The newsletter of the ISBA’s Standing Committee on Government Lawyers
Summary of recent decisions
Morgan v. Department of Financial and Professional Regulation, No. 1-07-1058 (1st Dist. February 13, 2009). Affirmed.
Determination of Department of Professional Regulation to suspend plaintiff’s clinical psychologist license for a period of five years based on sexual misconduct with several patients, and failure to maintain proper records, even though the witnesses suffered from mental illness, gave inconsistent statements, and took medication that could cause confusion, is not against the manifest weight of the evidence; findings were sufficiently specific to afford meaningful review. Further, failure to include specific dates of alleged incidents of sexual misconduct in charges did not violate plaintiff’s due process rights, nor did delay of 222 days between end of testimony and entry of final administrative decision and after ex parte temporary suspension.
Ryan v. Board of Trustees of the General Assembly Retirement System, No. 1-07-1601 (1st Dist. February 6, 2009). Reversed.
Pension Board erred when it interpreted section 2-156 of the Pension Code to direct that former Governor, who was convicted of felonies committed during his service as Governor and Secretary of State, also forfeited pension benefits accrued during the period of time he served as member of the General Assembly and Lieutenant Governor. Section 2-105 of the Code limits the definition of member to the period of service in each office.

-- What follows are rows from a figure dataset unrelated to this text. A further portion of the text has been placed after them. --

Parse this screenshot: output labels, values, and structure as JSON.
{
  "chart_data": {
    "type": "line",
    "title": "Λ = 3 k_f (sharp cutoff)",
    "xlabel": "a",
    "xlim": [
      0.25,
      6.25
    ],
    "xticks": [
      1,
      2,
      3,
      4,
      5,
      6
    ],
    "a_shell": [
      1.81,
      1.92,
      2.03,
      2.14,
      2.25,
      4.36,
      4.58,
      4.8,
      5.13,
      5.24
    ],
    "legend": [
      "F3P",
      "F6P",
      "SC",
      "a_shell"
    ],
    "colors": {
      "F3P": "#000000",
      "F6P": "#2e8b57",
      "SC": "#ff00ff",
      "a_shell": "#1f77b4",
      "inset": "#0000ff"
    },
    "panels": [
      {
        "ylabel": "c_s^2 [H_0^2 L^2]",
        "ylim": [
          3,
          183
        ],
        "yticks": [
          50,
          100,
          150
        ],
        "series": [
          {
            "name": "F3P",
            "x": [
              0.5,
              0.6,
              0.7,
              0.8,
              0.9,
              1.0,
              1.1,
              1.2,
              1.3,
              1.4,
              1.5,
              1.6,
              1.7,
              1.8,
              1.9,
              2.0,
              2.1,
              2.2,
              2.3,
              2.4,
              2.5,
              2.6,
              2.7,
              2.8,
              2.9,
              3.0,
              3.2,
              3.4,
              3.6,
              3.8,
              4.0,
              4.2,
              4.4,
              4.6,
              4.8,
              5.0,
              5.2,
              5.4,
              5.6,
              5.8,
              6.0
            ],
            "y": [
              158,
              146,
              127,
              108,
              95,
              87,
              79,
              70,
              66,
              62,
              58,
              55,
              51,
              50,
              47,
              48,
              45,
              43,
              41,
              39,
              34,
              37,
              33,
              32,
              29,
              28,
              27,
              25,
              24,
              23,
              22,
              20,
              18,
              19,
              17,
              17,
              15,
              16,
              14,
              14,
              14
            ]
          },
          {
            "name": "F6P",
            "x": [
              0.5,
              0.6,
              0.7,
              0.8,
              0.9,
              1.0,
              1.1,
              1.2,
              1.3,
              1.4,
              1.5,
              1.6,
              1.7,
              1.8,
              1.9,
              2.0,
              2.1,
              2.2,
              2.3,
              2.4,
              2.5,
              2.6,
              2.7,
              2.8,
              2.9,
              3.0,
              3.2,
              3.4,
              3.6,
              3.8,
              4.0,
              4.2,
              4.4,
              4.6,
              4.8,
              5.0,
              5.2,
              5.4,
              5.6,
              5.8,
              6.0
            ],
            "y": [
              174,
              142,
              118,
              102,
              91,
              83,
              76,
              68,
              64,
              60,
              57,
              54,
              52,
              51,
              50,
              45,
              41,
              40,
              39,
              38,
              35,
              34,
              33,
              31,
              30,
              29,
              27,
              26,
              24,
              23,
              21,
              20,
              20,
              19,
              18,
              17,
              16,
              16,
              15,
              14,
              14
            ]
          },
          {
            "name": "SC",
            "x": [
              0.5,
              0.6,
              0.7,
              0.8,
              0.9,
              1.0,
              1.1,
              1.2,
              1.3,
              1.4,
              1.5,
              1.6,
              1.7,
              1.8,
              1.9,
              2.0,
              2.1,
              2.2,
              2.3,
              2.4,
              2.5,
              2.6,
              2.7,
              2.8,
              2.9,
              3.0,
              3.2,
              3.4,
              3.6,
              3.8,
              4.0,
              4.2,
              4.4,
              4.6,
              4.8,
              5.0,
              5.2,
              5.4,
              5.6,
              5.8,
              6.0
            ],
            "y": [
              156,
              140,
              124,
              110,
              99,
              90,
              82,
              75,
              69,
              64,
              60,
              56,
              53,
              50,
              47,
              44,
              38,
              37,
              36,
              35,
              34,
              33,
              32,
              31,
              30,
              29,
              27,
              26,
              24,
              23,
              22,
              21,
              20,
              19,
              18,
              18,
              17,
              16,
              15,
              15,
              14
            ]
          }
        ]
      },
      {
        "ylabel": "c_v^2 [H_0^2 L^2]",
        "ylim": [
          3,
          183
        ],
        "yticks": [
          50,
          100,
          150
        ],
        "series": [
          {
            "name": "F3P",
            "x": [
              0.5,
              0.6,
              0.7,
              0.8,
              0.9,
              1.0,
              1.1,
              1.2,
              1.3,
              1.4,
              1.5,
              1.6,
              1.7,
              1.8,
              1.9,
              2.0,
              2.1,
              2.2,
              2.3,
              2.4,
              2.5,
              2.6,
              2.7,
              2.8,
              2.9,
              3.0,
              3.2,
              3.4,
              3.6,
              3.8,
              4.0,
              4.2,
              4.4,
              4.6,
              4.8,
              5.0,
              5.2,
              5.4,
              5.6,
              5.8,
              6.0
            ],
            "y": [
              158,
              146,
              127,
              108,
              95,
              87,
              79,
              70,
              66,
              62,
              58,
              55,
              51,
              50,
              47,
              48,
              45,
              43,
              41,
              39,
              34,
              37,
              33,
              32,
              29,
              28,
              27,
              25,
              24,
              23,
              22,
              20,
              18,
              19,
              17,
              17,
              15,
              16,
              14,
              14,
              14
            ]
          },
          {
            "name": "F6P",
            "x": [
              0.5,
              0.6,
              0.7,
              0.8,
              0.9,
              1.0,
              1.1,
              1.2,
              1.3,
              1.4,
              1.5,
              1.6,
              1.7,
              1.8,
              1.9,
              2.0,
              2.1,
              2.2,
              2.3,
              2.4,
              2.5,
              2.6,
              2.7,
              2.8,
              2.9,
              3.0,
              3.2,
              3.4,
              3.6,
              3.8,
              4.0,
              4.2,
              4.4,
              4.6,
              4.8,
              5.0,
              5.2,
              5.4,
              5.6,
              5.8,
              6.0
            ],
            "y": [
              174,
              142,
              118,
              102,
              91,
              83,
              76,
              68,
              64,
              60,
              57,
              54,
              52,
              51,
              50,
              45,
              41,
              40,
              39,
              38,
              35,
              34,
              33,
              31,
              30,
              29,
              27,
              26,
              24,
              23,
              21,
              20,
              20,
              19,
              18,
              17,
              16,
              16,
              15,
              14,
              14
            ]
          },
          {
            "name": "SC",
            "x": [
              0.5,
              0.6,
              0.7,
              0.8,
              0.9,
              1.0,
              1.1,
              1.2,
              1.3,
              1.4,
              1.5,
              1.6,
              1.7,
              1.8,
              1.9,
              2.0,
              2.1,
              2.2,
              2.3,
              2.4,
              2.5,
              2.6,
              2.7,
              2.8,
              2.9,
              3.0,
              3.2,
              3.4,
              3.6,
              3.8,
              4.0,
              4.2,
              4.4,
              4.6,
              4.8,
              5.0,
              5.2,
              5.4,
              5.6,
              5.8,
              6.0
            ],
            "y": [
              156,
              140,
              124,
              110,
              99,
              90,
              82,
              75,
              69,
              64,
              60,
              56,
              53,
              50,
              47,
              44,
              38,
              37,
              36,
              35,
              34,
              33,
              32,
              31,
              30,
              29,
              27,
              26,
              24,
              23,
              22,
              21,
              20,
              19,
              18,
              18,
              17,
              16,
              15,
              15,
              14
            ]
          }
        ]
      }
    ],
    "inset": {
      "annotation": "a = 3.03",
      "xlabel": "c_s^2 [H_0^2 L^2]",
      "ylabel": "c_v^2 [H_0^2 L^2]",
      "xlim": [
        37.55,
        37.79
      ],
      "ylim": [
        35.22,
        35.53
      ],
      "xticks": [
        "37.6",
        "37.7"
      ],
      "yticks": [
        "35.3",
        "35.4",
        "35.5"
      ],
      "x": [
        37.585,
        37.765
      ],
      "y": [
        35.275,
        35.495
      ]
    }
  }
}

G.I.S. Venture v. Novak, No. 2-07-0934 (2d Dist. February 6, 2009). Affirmed in part, reversed in part, remanded.
Trial court erred when it granted summary judgment in favor of school district dismissing taxpayer complaint challenging levy for educational fund at the maximum rate, after it had permanently transferred funds from working cash fund, established with proceeds from issuance of bonds, to operations and management fund. Section 20-5 of School Code does not allow for the general permanent transfer of funds from working cash fund to any other fund except educational fund, whether through abatement or otherwise. However, because there remains material issue of fact with regards to whether transfer of disputed funds to educational fund would result in excess accumulation, it was not error to deny full summary judgment to taxpayers.
People v. Excavation and Lowboy Services, Inc., No. 1-07-3345 (1st Dist. February 13, 2009). Affirmed.
After Environmental Protection Agency sued individuals and city for operating illegal dump and public nuisance, trial court did not err when it granted motion to dismiss city’s third party complaint against Illinois Department of Transportation and its Director based on a lack of jurisdiction. Because provisions of Environmental Protection Act do nothing to override either the State Lawsuit Immunity Act or Court of Claims Act, circuit court lacks jurisdiction over third party complaint.
In re Appointment of Special Prosecutor, No. 3-07-0553 (3d Dist. January 29, 2009). Reversed and remanded.
Former Assistant State’s Attorneys, who successfully petition to have court appoint the Attorney General’s office as special prosecutor to investigate the State’s Attorney, but whose case was dismissed after the Attorney General found no basis for further investigation, lacked standing to participate in the consolidated case filed by State’ Attorney, petitioning for the appointment of a special prosecutor to investigate current and former employees of State’s Attorney’s and Sheriff’s offices. Further, appointment of special prosecutor, and injunction against State’s Attorney is overly broad, in that it allows a special prosecutor to investigate all current and former officers and employees and has no provision for termination. However, to remand case with directions that trial court enter order approving proposed agreement between States Attorney Appellate Prosecutor’s office, State’s Attorney, and Special Prosecutor, would be an exercise of supervisory powers, which Appellate Court lacks.